Sem dúvida no Brasil a criminalidade no trânsito se deve muito à impunidade. Os crimes demoram a ser julgados. A substituição das penas de restrição de liberdade por restritivas de direito, pelos juízes, também não ajuda. Em vez de a pessoa ficar presa, ela paga uma cesta básica ou faz serviços comunitários. Isso não intimida. Não inibe o crime. O cara fica lá no hospital limpando chão.
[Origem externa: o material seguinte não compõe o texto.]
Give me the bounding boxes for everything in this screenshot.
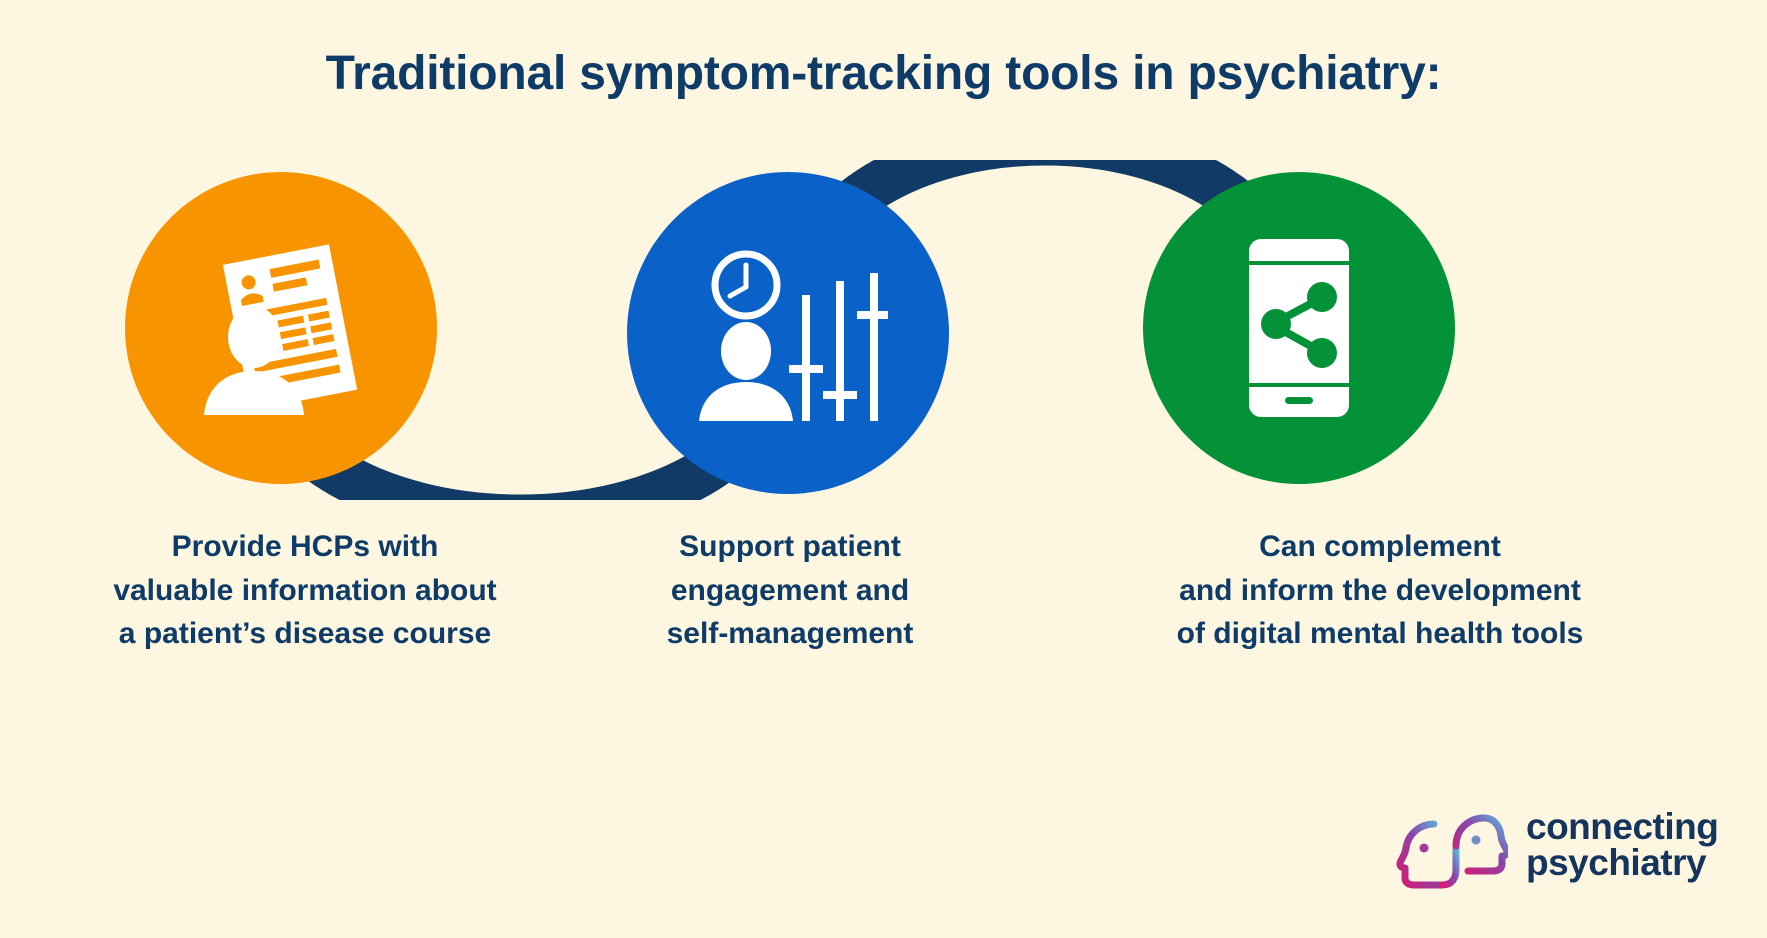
step-circle-3[interactable] bbox=[1143, 172, 1455, 484]
step-circle-2[interactable] bbox=[627, 172, 949, 494]
clock-icon bbox=[711, 250, 781, 320]
logo-line-1: connecting bbox=[1526, 805, 1719, 847]
step-caption-3: Can complement and inform the developmen… bbox=[1176, 530, 1584, 650]
step-caption-1: Provide HCPs with valuable information a… bbox=[113, 530, 497, 650]
step-caption-2: Support patient engagement and self-mana… bbox=[666, 530, 914, 650]
document-person-icon bbox=[204, 244, 358, 415]
captions-row: Provide HCPs with valuable information a… bbox=[0, 525, 1767, 695]
person-icon bbox=[699, 322, 793, 421]
step-circle-1[interactable] bbox=[125, 172, 437, 484]
smartphone-share-icon bbox=[1249, 239, 1349, 417]
steps-stage bbox=[0, 160, 1767, 500]
clock-person-sliders-icon bbox=[699, 250, 888, 421]
share-icon bbox=[1261, 282, 1337, 368]
two-heads-icon bbox=[1396, 814, 1508, 889]
logo-line-2: psychiatry bbox=[1526, 842, 1707, 883]
sliders-icon bbox=[789, 273, 888, 421]
page-title: Traditional symptom-tracking tools in ps… bbox=[325, 47, 1442, 100]
logo-wordmark: connecting psychiatry bbox=[1526, 805, 1719, 883]
brand-logo: connecting psychiatry bbox=[1390, 800, 1719, 890]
Isso não é pena.

Acredito que tinha de haver o mesmo para todos os crimes: alterar a lei processual para restringir o número de recursos, diminuir a formalidade para não possibilitar tantas nulidades processuais, aumentar as penas. Para ter uma ideia, essa morosidade leva a muitas prescrições. O homicídio culposo simples prescreve com oito anos. O qualificado, com 12 anos. Se na época do crime o autor tinha menos de 21 anos, leva a metade do tempo para prescrever.

Além disso, o réu tem muitos recursos para apelar. Pode ir ao Supremo (Supremo Tribunal Federal) para recorrer, se tiver um bom advogado. Então, mesmo quando é condenado, isso não significa que vai acabar cumprindo a primeira pena prevista e pela qual as famílias tanto ansiavam para ter justiça para as vítimas.

NÃO

Andreia Abood
delegada adjunta da delegacia de acidentes de veículos do Detran/MG

Os grandes problemas são a falta de condições para que as perícias sejam feitas e a omissão das pessoas que não denunciam os crimes que testemunham para não se envolverem. Assim, os inquéritos ficam mais complicados.

Agentes de trânsito também atrapalham. Veículos são retirados do local antes de os técnicos chegarem. Aí, nem com perícia. Isso ocorre por falta de conhecimento, às vezes da PM e da BHTrans, sem obedecer ao código (Código de Trânsito Brasileiro). No caso de acidentes em vias de trânsito muito intenso, o local deve ser marcado com giz antes de liberarem o trânsito.

Com essas dificuldades, não conseguimos aferir, por exemplo, a velocidade do veículo, a forma da travessia do pedestre nos casos de homicídios e de atropelamentos. Não é porque não foi apurado.

No caso das lesões corporais a maior dificuldade é encontrar o culpado. Há muitas fugas de carros e ônibus do local do crime e não aparecem testemunhas. Se as pessoas denunciassem, isso facilitaria o trabalho que resulta numa futura condenação.